Sarrasine
7.3
Sarrasine

livre de Honoré de Balzac (1831)

Le placement de Facino Cane dans les « Scènes de la vie parisienne » paraissait déjà discutable ; que Sarrasine ne figure pas dans les Études philosophiques est encore plus surprenant. Deuxième (demi-)étrangeté : même l’étude que l’enfonceur de portes ouvertes le plus violent de l’histoire de la critique littéraire a consacrée à ce récit ne parvient pas à lui enlever de son intérêt. À la décharge – ou pas, d’ailleurs – de Roland Barthes, Balzac ne montre pas dans Sarrasine la plus grande des légèretés – voir par exemple cet incipit où le motif du double est traité avec une très grande insistance : « à ma droite, la sombre et silencieuse image de la mort ; à ma gauche, les décentes bacchanales de la vie : ici, la nature froide, morne, en deuil ; là, les hommes en joie » (p. 1044), etc., un peu plus et on dirait du Victor Hugo.
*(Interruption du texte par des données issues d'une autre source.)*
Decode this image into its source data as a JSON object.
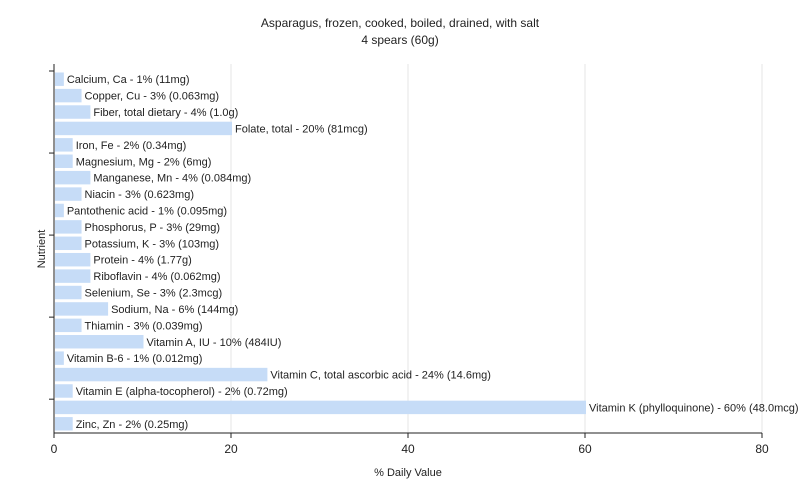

Ce que Barthes, dans mes souvenirs (1), a peut-être loupé, tout occupé à commenter le récit lexie après lexie encore plus méthodiquement qu’on déplume un poulet plume par plume, c’est que ce thème du double est effectivement essentiel à Sarrasine. (Il est vrai que les plumes sont essentielles au poulet.) Il y a ce jeu de symétrie : récit cadre / récit enchâssé, avec les conversations qui vont de pair : le narrateur et Béatrix / Sarrasine et le narrateur. Il y a ces deux décors qui se répondent : le Paris du XIXe siècle et l’Italie du XVIIIe. Il y a même le monde des morts et celui des vivants – avec le vieux Sarrasine en intermédiaire ?


Une symétrie saute peut-être moins aux yeux : la dernière phrase est un écho de la première : « J’étais plongé dans une de ces rêveries profondes qui saisissent tout le monde, même un homme frivole, au sein des fêtes les plus tumultueuses » (p. 1043) et « Et la marquise resta pensive » (p. 1076). Il y a là, me semble-t-il, davantage que du formalisme fortuit. (Et sans doute un lecteur pointilleux de cette critique m’objectera-t-il qu’être plongé dans une rêverie n’est pas être pensif. Soit.) D’une part, qu’un récit ayant la musique pour thème s’ouvre et se ferme sur l’évocation d’un personnage silencieux ne me paraît pas anodin : Sarrasine va commencer, Sarrasine se déroule, Sarrasine est terminé, la nouvelle est construite comme une pièce musicale.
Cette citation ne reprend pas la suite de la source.